Let’s look a few challenges that still remain:
1) Cancelled policies under Obamacare – Recently, as of 2/7/2014, reports have stated that the Obama administration is considering an extension of the president’s decision to let people keep individual health insurance policies even if those policies are not compliant with the ACA. While a decision on this has not been made, it appears that the administration is considering allowing policyholders to keep coverage for three additional years. At least 4.7 million cancellation notices were sent which created a huge uproar that the administration is still trying to quiet. So it looks like we still have to wait a bit to see exactly how this plays out and if an extension is granted, will it bring any relief to the impacted public.
2) What happens to uninsured – While the numbers are growing, there are 49 million people who do not have insurance. There is little doubt that a number of them will choose not to enroll before March 31, when open enrollment closes. There have been considerable discussions centered on the penalties that one will incur if they choose not to enroll. But not much talk has centered what happens if they do not enroll and need care. If this does happen, it is no longer the case of showing up at the emergency room for urgent care and that simply walking away.

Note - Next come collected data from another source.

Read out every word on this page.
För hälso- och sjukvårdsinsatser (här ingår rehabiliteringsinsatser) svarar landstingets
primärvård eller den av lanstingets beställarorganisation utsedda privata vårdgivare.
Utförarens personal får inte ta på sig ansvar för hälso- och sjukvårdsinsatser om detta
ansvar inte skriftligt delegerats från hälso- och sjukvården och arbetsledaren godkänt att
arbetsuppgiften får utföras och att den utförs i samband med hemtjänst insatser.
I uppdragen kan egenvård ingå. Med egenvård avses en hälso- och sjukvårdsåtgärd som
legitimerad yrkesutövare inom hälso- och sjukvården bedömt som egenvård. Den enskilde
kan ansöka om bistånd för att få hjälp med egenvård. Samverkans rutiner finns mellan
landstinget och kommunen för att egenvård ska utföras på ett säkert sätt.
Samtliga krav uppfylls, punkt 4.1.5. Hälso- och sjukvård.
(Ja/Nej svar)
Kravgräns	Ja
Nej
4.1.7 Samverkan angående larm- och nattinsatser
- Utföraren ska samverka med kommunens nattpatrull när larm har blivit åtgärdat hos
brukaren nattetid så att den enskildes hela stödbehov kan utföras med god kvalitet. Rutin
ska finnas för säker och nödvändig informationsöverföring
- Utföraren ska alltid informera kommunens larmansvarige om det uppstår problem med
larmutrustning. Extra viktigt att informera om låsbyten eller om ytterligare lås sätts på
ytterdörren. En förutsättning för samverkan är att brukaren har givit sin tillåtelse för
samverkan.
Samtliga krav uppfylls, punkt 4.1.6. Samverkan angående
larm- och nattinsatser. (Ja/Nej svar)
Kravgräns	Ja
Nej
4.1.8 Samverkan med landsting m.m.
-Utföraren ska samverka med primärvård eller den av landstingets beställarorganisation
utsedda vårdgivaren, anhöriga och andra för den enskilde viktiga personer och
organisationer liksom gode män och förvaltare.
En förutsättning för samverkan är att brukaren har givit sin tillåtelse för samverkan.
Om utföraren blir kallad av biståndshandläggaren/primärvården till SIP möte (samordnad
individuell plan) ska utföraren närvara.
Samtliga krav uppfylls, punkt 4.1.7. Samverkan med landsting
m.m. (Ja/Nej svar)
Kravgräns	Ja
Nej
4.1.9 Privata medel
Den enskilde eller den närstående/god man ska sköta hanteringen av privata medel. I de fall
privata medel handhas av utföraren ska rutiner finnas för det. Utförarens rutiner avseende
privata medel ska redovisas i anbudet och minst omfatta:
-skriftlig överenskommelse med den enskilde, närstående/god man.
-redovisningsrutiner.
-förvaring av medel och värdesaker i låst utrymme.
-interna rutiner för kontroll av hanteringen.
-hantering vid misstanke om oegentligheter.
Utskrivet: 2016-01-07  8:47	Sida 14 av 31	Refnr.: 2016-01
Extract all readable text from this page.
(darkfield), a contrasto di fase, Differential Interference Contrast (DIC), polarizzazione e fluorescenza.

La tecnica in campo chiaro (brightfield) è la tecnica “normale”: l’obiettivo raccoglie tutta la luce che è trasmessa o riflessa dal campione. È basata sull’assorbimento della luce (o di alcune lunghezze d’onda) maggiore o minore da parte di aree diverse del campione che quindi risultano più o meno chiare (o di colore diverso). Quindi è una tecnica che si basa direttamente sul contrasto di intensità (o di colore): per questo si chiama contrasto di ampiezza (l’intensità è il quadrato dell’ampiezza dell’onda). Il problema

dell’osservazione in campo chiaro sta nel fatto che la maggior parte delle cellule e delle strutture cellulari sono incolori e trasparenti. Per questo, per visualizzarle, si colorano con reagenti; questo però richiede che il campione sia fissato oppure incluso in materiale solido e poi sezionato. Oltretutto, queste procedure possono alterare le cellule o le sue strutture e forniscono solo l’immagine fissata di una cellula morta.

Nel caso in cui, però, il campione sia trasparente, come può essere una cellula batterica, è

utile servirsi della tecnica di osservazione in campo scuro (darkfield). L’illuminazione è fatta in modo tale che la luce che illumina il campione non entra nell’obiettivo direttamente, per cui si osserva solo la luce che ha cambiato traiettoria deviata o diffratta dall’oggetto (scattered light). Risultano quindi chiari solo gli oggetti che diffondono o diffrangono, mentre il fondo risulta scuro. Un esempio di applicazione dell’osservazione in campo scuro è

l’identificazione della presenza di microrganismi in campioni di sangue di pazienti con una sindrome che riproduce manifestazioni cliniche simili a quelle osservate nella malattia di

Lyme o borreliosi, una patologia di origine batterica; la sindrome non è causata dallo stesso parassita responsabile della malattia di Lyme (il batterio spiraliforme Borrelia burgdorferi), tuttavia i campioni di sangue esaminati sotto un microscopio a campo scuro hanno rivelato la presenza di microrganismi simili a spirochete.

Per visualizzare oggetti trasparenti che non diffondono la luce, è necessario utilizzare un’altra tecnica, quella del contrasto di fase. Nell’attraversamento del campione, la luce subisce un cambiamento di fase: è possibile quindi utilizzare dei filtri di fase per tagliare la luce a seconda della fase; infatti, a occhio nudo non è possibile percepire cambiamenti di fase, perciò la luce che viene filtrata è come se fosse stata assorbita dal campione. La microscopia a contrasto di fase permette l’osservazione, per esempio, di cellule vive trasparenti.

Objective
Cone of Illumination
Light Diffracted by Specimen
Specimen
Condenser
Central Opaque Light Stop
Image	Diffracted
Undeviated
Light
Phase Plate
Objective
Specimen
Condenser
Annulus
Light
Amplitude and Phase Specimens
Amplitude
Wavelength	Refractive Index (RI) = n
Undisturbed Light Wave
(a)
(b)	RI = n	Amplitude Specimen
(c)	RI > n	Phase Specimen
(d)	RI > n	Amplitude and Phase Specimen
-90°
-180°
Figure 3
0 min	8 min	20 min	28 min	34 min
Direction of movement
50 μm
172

Now the uninsured will have to pay the entire cost of their medicare care, without any protection from high medical bills.
3) Get the “young invincibles” on board – One of the main goals of all the marketplaces is to get the young invincibles enrolled. Some states have rolled out significant marketing outreach campaigns specifically targeting this market. Unfortunately, for some, the messages have been controversial but not necessarily effective. Ads featuring “frat boys” doing keg stands (you might want to google the term if not familiar) and call outs for birth control have received flat response. There is still a lot of work to be done and they may have missed the window for this open enrollment. But hopefully by November’s open enrollment, they will have dealt with educating the young market with thoughtful, engaging but non-offensive messaging that imparts the seriousness of the issue.
4) Fix the backend – Core to the success of heathcare.gov is fixing all of the ongoing issues. Carriers are still receiving enrollment files that have missing and/or inaccurate information. The system still appears to have bugs or coding errors that have yet to be repaired. Plus CMS is still building the payment and reconciliation part of the system. This is a huge piece of the marketplace that was placed on hold to deal with the more visible front-end issues.
Collectively addressing the above issues will put the health insurance exchanges in a much better place for the November enrollment period. Regardless how this turns out in the end, it will be an interesting year.